Trump’s position is also weakened by his failure to recruit a large team of highly skilled people, capable of promoting his agenda with all the relevant stakeholders. So far, he has only nominated 83 people to fill the 558 key positions in his Administration that require Senate confirmation. In the Dept of Commerce, only 7 of the 21 key positions have been nominated; in Energy, only 3 out of 22; in Treasury, only 10 out of 28.
As a result, the US now seems likely to face political stalemate. Trump clearly has a mandate to push through his changes. But every day that passes makes it less likely that his key policy objectives – healthcare/tax reform and infrastructure spending – can be implemented.
The problem is simple – every new President has only a short “window of opportunity” to implement his policies, as their post-election momentum soon starts to disappear. By Labor Day (4 September), legislators are refocusing on next year’s mid-term elections. Their ability to make the compromises necessary for major legislation soon disappears, once the “losers” from any change make their voices heard.
MAY’S ELECTION FAILURE CREATES AN OPENING FOR CORBYN
Last Thursday’s election result confirmed my analysis back in October that:
“In the UK, where most pundits regard the populist Labour Party leader, Jeremy Corbyn, as unelectable due to his radical socialist and pacifist agenda, it would only take a breakdown in the Brexit negotiations for his chances of gaining power to rapidly improve.”
The breakdown duly occurred with May’s decision to adopt a “hard Brexit”. May, like Trump, relied on a small group of advisers and failed to recruit the team needed to push through her ambitious agenda of total EU withdrawal. The result, as I noted last month, was that the “UK risked crashing out of EU after election without a trade deal“.
This stance created fertile ground for Corbyn as he mobilised large numbers of young people to vote for the first time. They quickly realised that their future was at stake, given that the Brexit negotiations are due to start on June 19.

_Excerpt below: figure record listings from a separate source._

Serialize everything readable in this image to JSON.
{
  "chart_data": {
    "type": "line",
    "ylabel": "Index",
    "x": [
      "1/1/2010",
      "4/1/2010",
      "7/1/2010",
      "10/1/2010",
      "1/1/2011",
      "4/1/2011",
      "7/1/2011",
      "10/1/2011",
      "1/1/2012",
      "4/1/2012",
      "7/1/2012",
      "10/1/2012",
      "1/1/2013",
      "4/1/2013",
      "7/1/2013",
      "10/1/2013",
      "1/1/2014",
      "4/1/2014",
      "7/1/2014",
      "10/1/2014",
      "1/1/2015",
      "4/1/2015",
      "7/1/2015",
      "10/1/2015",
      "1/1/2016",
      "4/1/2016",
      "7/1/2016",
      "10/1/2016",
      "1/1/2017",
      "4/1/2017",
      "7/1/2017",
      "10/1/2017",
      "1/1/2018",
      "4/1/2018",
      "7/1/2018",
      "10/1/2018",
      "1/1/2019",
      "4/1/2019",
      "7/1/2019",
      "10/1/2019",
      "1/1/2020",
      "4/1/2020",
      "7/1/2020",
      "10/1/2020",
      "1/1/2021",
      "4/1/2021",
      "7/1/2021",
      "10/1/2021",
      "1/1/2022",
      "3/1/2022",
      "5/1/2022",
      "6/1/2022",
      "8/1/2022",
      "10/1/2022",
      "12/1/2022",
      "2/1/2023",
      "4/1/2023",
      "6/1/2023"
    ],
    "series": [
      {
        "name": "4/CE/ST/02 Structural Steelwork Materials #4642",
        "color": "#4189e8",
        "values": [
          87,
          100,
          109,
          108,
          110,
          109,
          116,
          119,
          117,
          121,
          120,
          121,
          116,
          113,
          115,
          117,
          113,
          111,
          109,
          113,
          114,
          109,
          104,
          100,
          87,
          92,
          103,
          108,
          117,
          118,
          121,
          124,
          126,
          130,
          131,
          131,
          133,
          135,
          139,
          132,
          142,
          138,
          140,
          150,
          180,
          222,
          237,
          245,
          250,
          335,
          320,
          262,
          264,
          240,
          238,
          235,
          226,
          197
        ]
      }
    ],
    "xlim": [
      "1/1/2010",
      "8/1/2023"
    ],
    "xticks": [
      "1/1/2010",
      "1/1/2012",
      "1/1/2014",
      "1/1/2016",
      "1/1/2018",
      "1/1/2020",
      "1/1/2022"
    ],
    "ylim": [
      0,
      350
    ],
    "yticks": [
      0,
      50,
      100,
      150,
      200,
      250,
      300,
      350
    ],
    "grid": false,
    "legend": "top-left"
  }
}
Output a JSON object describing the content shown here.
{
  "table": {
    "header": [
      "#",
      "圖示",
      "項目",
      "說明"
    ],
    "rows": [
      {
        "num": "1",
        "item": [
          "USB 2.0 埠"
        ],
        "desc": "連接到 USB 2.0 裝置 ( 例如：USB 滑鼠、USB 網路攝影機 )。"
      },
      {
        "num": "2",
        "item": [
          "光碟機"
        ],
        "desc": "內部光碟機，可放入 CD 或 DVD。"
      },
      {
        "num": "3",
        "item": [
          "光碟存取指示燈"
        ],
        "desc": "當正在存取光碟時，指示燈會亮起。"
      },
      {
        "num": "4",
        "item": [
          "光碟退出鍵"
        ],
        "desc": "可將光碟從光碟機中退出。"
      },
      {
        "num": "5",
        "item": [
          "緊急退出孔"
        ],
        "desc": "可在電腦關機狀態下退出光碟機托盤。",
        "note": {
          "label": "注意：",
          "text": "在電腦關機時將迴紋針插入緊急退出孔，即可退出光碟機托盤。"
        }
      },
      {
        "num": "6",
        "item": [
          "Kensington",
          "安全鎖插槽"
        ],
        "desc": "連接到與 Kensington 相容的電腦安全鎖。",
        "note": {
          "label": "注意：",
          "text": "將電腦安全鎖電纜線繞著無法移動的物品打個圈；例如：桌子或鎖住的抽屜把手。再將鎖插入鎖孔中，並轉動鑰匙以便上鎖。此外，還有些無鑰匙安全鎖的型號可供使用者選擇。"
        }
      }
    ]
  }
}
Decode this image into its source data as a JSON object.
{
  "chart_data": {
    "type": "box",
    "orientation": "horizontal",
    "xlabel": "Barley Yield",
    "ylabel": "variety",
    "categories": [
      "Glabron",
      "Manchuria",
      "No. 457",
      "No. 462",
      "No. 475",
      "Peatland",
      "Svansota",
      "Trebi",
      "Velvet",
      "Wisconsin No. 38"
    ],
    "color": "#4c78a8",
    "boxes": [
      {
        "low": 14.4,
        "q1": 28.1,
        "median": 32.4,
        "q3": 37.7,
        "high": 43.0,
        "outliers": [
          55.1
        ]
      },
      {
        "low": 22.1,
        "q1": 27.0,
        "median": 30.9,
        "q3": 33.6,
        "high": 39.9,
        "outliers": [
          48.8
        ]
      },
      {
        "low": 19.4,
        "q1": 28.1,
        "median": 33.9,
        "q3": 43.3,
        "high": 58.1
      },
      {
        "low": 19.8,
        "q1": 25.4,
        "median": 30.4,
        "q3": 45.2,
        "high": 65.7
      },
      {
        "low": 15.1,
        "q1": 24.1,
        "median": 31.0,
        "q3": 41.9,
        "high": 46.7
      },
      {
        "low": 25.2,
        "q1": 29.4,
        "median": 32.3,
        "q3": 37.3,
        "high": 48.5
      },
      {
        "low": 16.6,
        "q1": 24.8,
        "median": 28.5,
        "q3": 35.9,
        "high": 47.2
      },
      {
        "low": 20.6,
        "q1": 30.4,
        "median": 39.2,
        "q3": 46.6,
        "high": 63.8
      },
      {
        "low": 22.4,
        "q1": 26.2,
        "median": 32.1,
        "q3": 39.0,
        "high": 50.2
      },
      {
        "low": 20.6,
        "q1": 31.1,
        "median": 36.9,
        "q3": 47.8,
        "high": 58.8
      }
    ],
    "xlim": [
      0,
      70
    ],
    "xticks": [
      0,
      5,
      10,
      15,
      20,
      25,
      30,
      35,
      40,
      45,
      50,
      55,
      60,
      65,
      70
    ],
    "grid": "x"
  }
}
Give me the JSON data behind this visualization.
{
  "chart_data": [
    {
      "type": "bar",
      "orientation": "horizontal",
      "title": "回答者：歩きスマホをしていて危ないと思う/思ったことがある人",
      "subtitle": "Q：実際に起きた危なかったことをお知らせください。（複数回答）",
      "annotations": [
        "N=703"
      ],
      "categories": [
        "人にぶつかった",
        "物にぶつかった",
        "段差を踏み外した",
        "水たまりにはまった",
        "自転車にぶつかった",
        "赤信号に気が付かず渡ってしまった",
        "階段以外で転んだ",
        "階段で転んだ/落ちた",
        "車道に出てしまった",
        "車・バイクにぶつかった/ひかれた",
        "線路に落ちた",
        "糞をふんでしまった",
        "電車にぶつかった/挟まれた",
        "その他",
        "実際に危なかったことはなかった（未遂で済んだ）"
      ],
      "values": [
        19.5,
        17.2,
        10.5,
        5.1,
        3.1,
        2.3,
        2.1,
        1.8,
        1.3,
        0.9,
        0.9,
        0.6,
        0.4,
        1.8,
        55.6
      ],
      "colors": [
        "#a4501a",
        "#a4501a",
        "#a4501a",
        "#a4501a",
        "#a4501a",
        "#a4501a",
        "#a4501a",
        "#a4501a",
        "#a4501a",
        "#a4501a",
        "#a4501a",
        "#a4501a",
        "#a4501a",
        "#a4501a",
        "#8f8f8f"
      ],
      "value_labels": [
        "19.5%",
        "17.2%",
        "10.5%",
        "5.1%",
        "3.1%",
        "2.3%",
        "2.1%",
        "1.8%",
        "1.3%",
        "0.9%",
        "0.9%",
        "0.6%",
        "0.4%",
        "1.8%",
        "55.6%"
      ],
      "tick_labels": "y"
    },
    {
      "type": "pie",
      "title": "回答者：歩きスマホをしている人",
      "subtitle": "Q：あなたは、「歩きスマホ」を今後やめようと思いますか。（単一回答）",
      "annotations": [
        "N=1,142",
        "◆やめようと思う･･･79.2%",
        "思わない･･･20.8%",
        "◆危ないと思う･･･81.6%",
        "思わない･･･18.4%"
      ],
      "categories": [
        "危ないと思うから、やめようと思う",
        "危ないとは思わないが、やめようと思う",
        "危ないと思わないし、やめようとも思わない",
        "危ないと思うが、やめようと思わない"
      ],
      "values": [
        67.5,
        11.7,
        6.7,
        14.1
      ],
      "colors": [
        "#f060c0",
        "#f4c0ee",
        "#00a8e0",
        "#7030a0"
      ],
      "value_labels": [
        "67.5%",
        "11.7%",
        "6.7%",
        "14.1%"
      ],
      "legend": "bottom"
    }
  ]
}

May will clearly try to hang on – but she is unlikely to succeed for very long. Corbyn’s move to propose giving EU citizens full rights after Brexit could easily be the straw that brings May down, as leading Tories such as Ken Clarke and others would no doubt vote with him.
As in the US, political stalemate is likely to develop. Brexiteers no longer have a mandate for a “hard Brexit”, where the UK would leave the EU without access to the Single Market and Customs Union. But neither can Remainers easily reverse the formal EU exit process, which will see the UK leave the EU by March 2019.
MARKETS ARE IN A METASTABLE STATE
Markets cannot continue to ignore these developments for much longer. They are in what scientists would call a metastable state. The detail of the next move is uncertain – and the only certainty is that the status quo is untenable:
□ There is no going back to the SuperCycle: the Western world faces a demand deficit due to its ageing population
□ Equally, there is no obvious and easy route forward, until policymakers focus on the “impact of the 100-year life”
As a result, markets will soon be forced to rediscover the negative impact of political stalemate. Probably Winston Churchill’s famous comment after the Allies’ victory at El Alamein in 1942 best describes the position:
“Now this is not the end. It is not even the beginning of the end. But it is, perhaps, the end of the beginning.”